Jest podejrzany o to, że potrącił kobietę na pasach i uciekł z miejsca wypadku. Gdy 37-latek pojawił się w komendzie, miał w organizmie 2,5 promila alkoholu. Policjantom miał powiedzieć, że myślał, iż potrącił psa. Zielonogórscy funkcjonariusze wyjaśniają okoliczności wypadku.
Policjanci z Zielonej Góry (woj. lubuskie) zatrzymali 37-letniego kierowcę, który jest podejrzany o to, że potrącił kobietę i zamiast udzielić jej pomocy, uciekł z miejsca wypadku.
Do zdarzenia doszło w poniedziałek na wyznaczonym przejściu dla pieszych na ul.

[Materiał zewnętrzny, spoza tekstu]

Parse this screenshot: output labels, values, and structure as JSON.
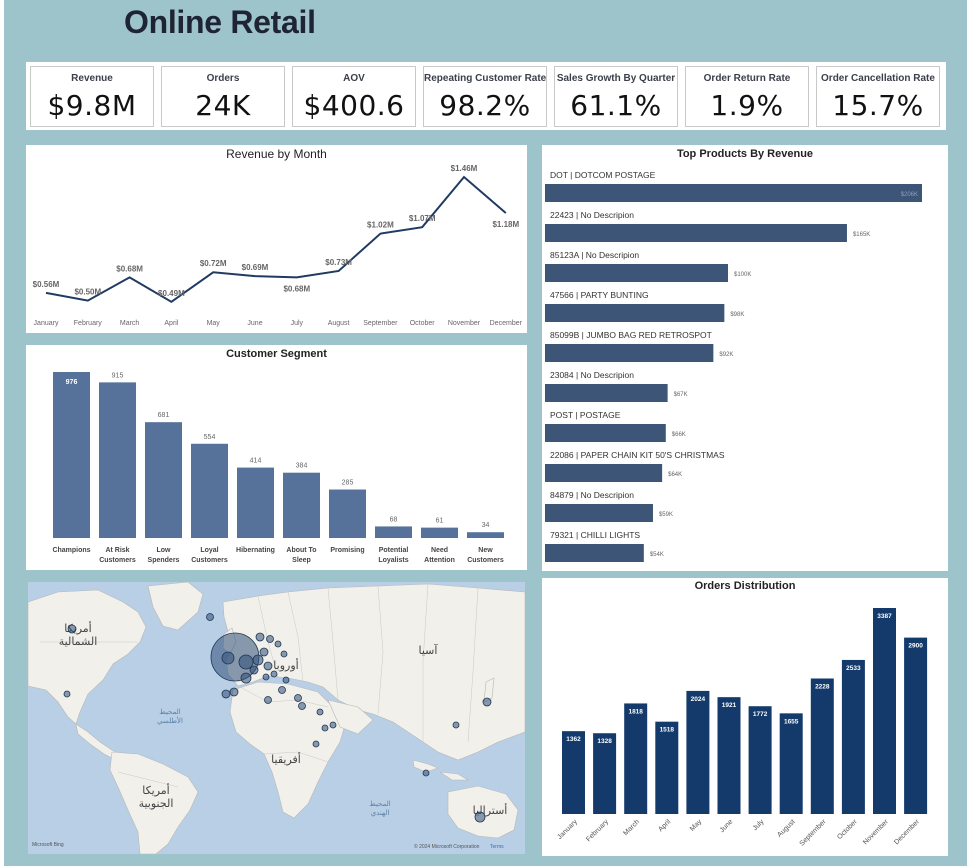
{
  "dashboard": {
    "title": "Online Retail"
  },
  "kpis": [
    {
      "label": "Revenue",
      "value": "$9.8M"
    },
    {
      "label": "Orders",
      "value": "24K"
    },
    {
      "label": "AOV",
      "value": "$400.6"
    },
    {
      "label": "Repeating Customer Rate",
      "value": "98.2%"
    },
    {
      "label": "Sales Growth By Quarter",
      "value": "61.1%"
    },
    {
      "label": "Order Return Rate",
      "value": "1.9%"
    },
    {
      "label": "Order Cancellation Rate",
      "value": "15.7%"
    }
  ],
  "revenue_chart": {
    "title": "Revenue by Month",
    "chart_data": {
      "type": "line",
      "categories": [
        "January",
        "February",
        "March",
        "April",
        "May",
        "June",
        "July",
        "August",
        "September",
        "October",
        "November",
        "December"
      ],
      "values": [
        0.56,
        0.5,
        0.68,
        0.49,
        0.72,
        0.69,
        0.68,
        0.73,
        1.02,
        1.07,
        1.46,
        1.18
      ],
      "labels": [
        "$0.56M",
        "$0.50M",
        "$0.68M",
        "$0.49M",
        "$0.72M",
        "$0.69M",
        "$0.68M",
        "$0.73M",
        "$1.02M",
        "$1.07M",
        "$1.46M",
        "$1.18M"
      ],
      "color": "#1f3b62"
    }
  },
  "segment_chart": {
    "title": "Customer Segment",
    "chart_data": {
      "type": "bar",
      "categories": [
        [
          "Champions"
        ],
        [
          "At Risk",
          "Customers"
        ],
        [
          "Low",
          "Spenders"
        ],
        [
          "Loyal",
          "Customers"
        ],
        [
          "Hibernating"
        ],
        [
          "About To",
          "Sleep"
        ],
        [
          "Promising"
        ],
        [
          "Potential",
          "Loyalists"
        ],
        [
          "Need",
          "Attention"
        ],
        [
          "New",
          "Customers"
        ]
      ],
      "values": [
        976,
        915,
        681,
        554,
        414,
        384,
        285,
        68,
        61,
        34
      ],
      "color": "#56729a"
    }
  },
  "products_chart": {
    "title": "Top Products By Revenue",
    "chart_data": {
      "type": "bar",
      "orientation": "horizontal",
      "categories": [
        "DOT | DOTCOM POSTAGE",
        "22423 | No Descripion",
        "85123A | No Descripion",
        "47566 | PARTY BUNTING",
        "85099B | JUMBO BAG RED RETROSPOT",
        "23084 | No Descripion",
        "POST | POSTAGE",
        "22086 | PAPER CHAIN KIT 50'S CHRISTMAS",
        "84879 | No Descripion",
        "79321 | CHILLI LIGHTS"
      ],
      "values": [
        206,
        165,
        100,
        98,
        92,
        67,
        66,
        64,
        59,
        54
      ],
      "labels": [
        "$206K",
        "$165K",
        "$100K",
        "$98K",
        "$92K",
        "$67K",
        "$66K",
        "$64K",
        "$59K",
        "$54K"
      ],
      "color": "#3d5577"
    }
  },
  "map": {
    "labels": {
      "north_america": [
        "أمريكا",
        "الشمالية"
      ],
      "south_america": [
        "أمريكا",
        "الجنوبية"
      ],
      "europe": "أوروبا",
      "asia": "آسيا",
      "africa": "أفريقيا",
      "australia": "أستراليا",
      "atlantic": [
        "المحيط",
        "الأطلسي"
      ],
      "indian": [
        "المحيط",
        "الهندي"
      ]
    },
    "attribution": "© 2024 Microsoft Corporation",
    "terms": "Terms",
    "logo": "Microsoft Bing"
  },
  "orders_chart": {
    "title": "Orders Distribution",
    "chart_data": {
      "type": "bar",
      "categories": [
        "January",
        "February",
        "March",
        "April",
        "May",
        "June",
        "July",
        "August",
        "September",
        "October",
        "November",
        "December"
      ],
      "values": [
        1362,
        1328,
        1818,
        1518,
        2024,
        1921,
        1772,
        1655,
        2228,
        2533,
        3387,
        2900
      ],
      "color": "#133a6b"
    }
  }
}
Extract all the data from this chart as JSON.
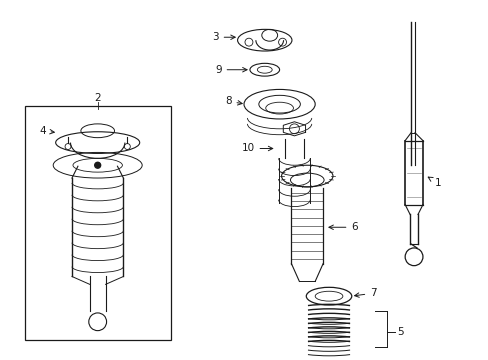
{
  "bg_color": "#ffffff",
  "line_color": "#1a1a1a",
  "figure_width": 4.89,
  "figure_height": 3.6,
  "dpi": 100
}
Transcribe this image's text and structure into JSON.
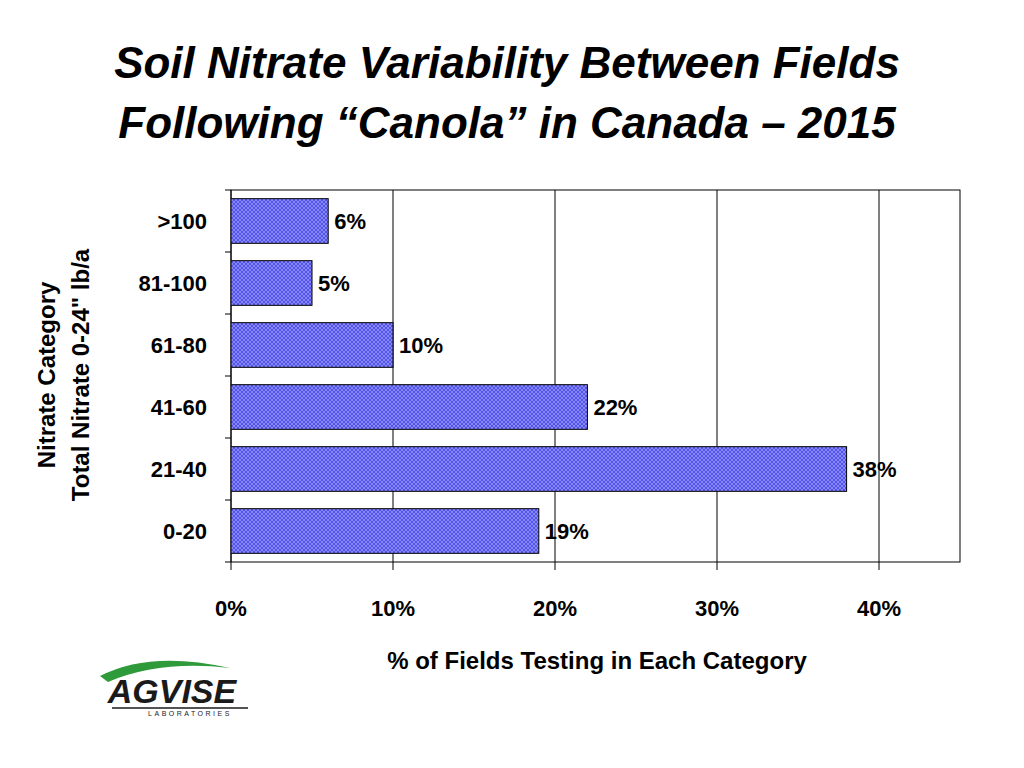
{
  "chart_data": {
    "type": "bar",
    "orientation": "horizontal",
    "title": "Soil Nitrate Variability Between Fields Following “Canola” in Canada – 2015",
    "y_label": [
      "Nitrate Category",
      "Total Nitrate 0-24\" lb/a"
    ],
    "x_label": "% of Fields Testing in Each Category",
    "categories": [
      "0-20",
      "21-40",
      "41-60",
      "61-80",
      "81-100",
      ">100"
    ],
    "values": [
      19,
      38,
      22,
      10,
      5,
      6
    ],
    "value_labels": [
      "19%",
      "38%",
      "22%",
      "10%",
      "5%",
      "6%"
    ],
    "color": "#5252ee",
    "xlim": [
      0,
      45
    ],
    "xticks": [
      {
        "value": 0,
        "label": "0%"
      },
      {
        "value": 10,
        "label": "10%"
      },
      {
        "value": 20,
        "label": "20%"
      },
      {
        "value": 30,
        "label": "30%"
      },
      {
        "value": 40,
        "label": "40%"
      }
    ],
    "grid": true,
    "data_labels": true,
    "logo": {
      "text": "AGVISE",
      "subtext": "LABORATORIES"
    }
  }
}
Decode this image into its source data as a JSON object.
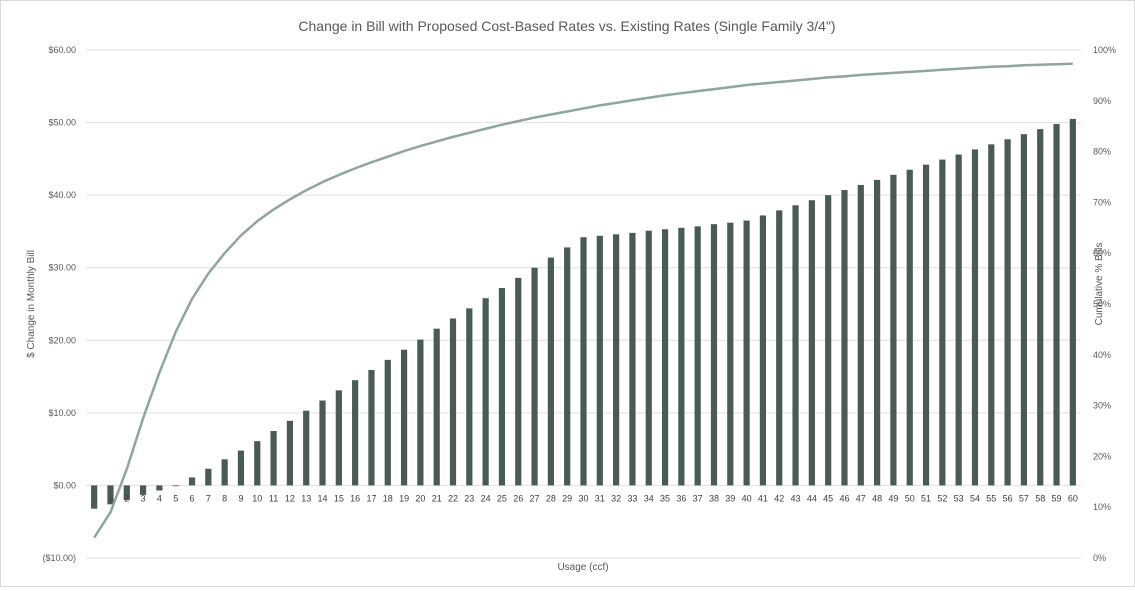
{
  "chart_data": {
    "type": "bar",
    "title": "Change in Bill with Proposed Cost-Based Rates vs. Existing Rates (Single Family 3/4\")",
    "xlabel": "Usage (ccf)",
    "ylabel": "$ Change in Monthly Bill",
    "y2label": "Cumulative % Bills",
    "ylim": [
      -10,
      60
    ],
    "y2lim": [
      0,
      100
    ],
    "yticks": [
      "($10.00)",
      "$0.00",
      "$10.00",
      "$20.00",
      "$30.00",
      "$40.00",
      "$50.00",
      "$60.00"
    ],
    "y2ticks": [
      "0%",
      "10%",
      "20%",
      "30%",
      "40%",
      "50%",
      "60%",
      "70%",
      "80%",
      "90%",
      "100%"
    ],
    "categories": [
      "0",
      "1",
      "2",
      "3",
      "4",
      "5",
      "6",
      "7",
      "8",
      "9",
      "10",
      "11",
      "12",
      "13",
      "14",
      "15",
      "16",
      "17",
      "18",
      "19",
      "20",
      "21",
      "22",
      "23",
      "24",
      "25",
      "26",
      "27",
      "28",
      "29",
      "30",
      "31",
      "32",
      "33",
      "34",
      "35",
      "36",
      "37",
      "38",
      "39",
      "40",
      "41",
      "42",
      "43",
      "44",
      "45",
      "46",
      "47",
      "48",
      "49",
      "50",
      "51",
      "52",
      "53",
      "54",
      "55",
      "56",
      "57",
      "58",
      "59",
      "60"
    ],
    "grid": true,
    "legend": "none",
    "colors": {
      "bars": "#4a5a56",
      "line": "#8fa59e",
      "grid": "#e0e0e0"
    },
    "series": [
      {
        "type": "bar",
        "axis": "left",
        "values": [
          -3.2,
          -2.6,
          -2.0,
          -1.3,
          -0.7,
          -0.1,
          1.1,
          2.3,
          3.6,
          4.8,
          6.1,
          7.5,
          8.9,
          10.3,
          11.7,
          13.1,
          14.5,
          15.9,
          17.3,
          18.7,
          20.1,
          21.6,
          23.0,
          24.4,
          25.8,
          27.2,
          28.6,
          30.0,
          31.4,
          32.8,
          34.2,
          34.4,
          34.6,
          34.8,
          35.1,
          35.3,
          35.5,
          35.7,
          36.0,
          36.2,
          36.5,
          37.2,
          37.9,
          38.6,
          39.3,
          40.0,
          40.7,
          41.4,
          42.1,
          42.8,
          43.5,
          44.2,
          44.9,
          45.6,
          46.3,
          47.0,
          47.7,
          48.4,
          49.1,
          49.8,
          50.5
        ]
      },
      {
        "type": "line",
        "axis": "right",
        "values": [
          4.0,
          9.0,
          17.5,
          27.5,
          36.5,
          44.5,
          51.0,
          56.0,
          60.0,
          63.5,
          66.3,
          68.6,
          70.6,
          72.4,
          74.0,
          75.4,
          76.7,
          77.9,
          79.0,
          80.1,
          81.1,
          82.0,
          82.9,
          83.7,
          84.5,
          85.3,
          86.0,
          86.7,
          87.3,
          87.9,
          88.5,
          89.1,
          89.6,
          90.1,
          90.6,
          91.1,
          91.5,
          91.9,
          92.3,
          92.7,
          93.1,
          93.4,
          93.7,
          94.0,
          94.3,
          94.6,
          94.8,
          95.1,
          95.3,
          95.5,
          95.7,
          95.9,
          96.1,
          96.3,
          96.5,
          96.7,
          96.8,
          97.0,
          97.1,
          97.2,
          97.3
        ]
      }
    ]
  }
}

Batorego.
- O tej sytuacji poinformowali nas świadkowie. Sprawca nawet się nie zatrzymał. 32-letnia kobieta z poważnymi obrażeniami trafiła do szpitala, natomiast policjanci rozpoczęli poszukiwania kierowcy - poinformowała podinspektor Małgorzata Stanisławska, rzecznik zielonogórskiej policji.
Miał 2,5 promila alkoholu w organizmie
Jeszcze tego samego dnia 37-letni mieszkaniec Zielonej Góry sam zgłosił się na komendę. Badanie na zawartość alkoholu w organizmie wykazało, że mężczyzna miał wówczas 2,5 promila.
- Na pytanie, dlaczego odjechał z miejsca zdarzenia, pozostawiając ranną kobietę, wyjaśnił policjantom, że nie był świadomy tego, co się stało. Myślał, że potrącił psa. 37-latek został zatrzymany - dodaje Stanisławska.
Mężczyzna prawdopodobnie odpowie za spowodowanie wypadku drogowego po pijanemu oraz ucieczkę z miejsca zdarzenia.